Русская культура, с точки зрения Лермонтова, противостоит великим дряхлым цивилизациям Запада и Востока как культура юная, только вступающая на мировую арену. Здесь ощущается до сих пор еще мало оцененная связь идей Лермонтова с настроениями Грибоедова и его окружения. Грибоедов в набросках драмы «1812 год» хотел вложить в уста Наполеона «размышление о юном, первообразном сем народе, об особенностях его одежды, зданий, веры, нравов. Сам себе преданный, — что бы он мог произвести?» [8]

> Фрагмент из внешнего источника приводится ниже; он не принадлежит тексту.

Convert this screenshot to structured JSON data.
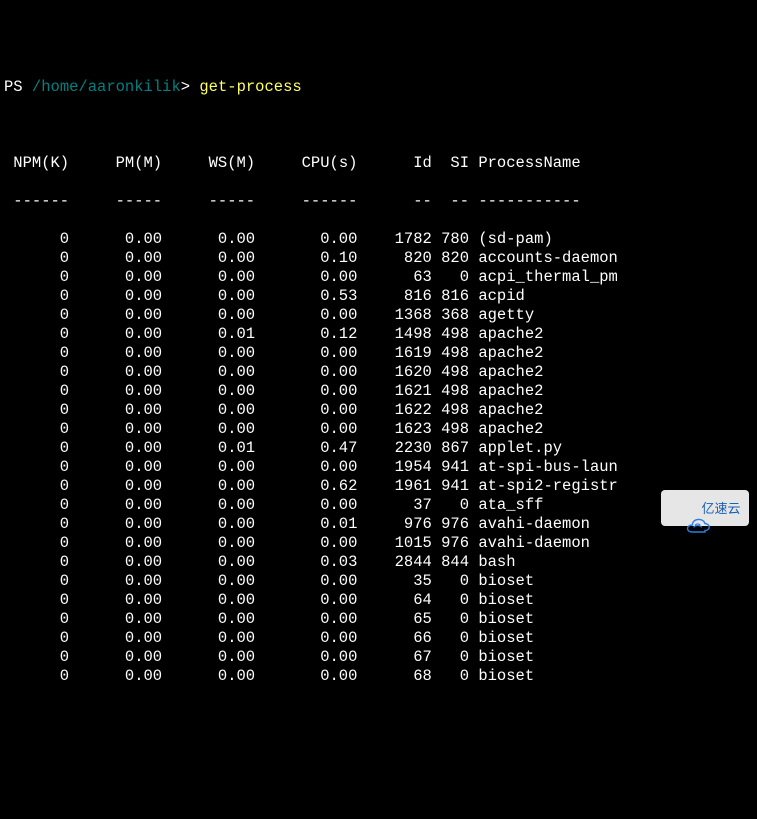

То, что именно Наполеону Грибоедов отдавал эти мысли, не случайно. Для поколения декабристов, Грибоедова и Пушкина с 1812 г. начиналось вступление России в мировую историю. В этом смысл слов Пушкина, обращенных к Наполеону:

Хвала! он русскому народу
Высокий жребий указал… (П, 2, 60)
В этом же причина вновь обострившегося в самом конце творчества интереса Лермонтова к личности Наполеона.
Русская культура — Север — противостоит и Западу и Востоку, но одновременно тесно с ними связана. С молодостью культурного типа Лермонтов связывает его гибкость, способность к восприятию чужого сознания и пониманию чужих обычаев. В повести «Бэла» рассказчик говорит:

«Меня невольно поразила способность русского человека применяться к обычаям тех народов, среди которых ему случается жить; не знаю, достойно порицания или похвалы это свойство ума, только оно доказывает неимоверную его гибкость и присутствие этого ясного здравого смысла, который прощает зло везде, где видит его необходимость или невозможность его уничтожения» (6, 223).

Не случайно в образе Максима Максимыча подчеркивается легкость, с которой он понимает и принимает обычаи кавказских племен, признавая их правоту и естественность в их условиях.
Значительно более сложной представляется Лермонтову оценка «русского европейца» — человека послепетровской культурной традиции, дворянина, своего современника. Еще Грибоедов говорил об отчужденности этого социокультурного типа от своей национальной стихии:

«Прислонясь к дереву, я с голосистых певцов невольно свел глаза на самих слушателей-наблюдателей, тот поврежденный класс полуевропейцев, к которому я принадлежу. Им казалось дико всё, что слышали, что видели: их сердцам эти звуки невнятны, эти наряды для них странны. Каким черным волшебством сделались мы чужие между своими! <…> Если бы каким-нибудь случаем сюда занесен был иностранец, который бы не знал русской истории за целое столетие, он конечно бы заключил из резкой противоположности нравов, что у нас господа и крестьяне происходят от двух различных племен, которые не успели еще перемешаться обычаями и нравами». [9]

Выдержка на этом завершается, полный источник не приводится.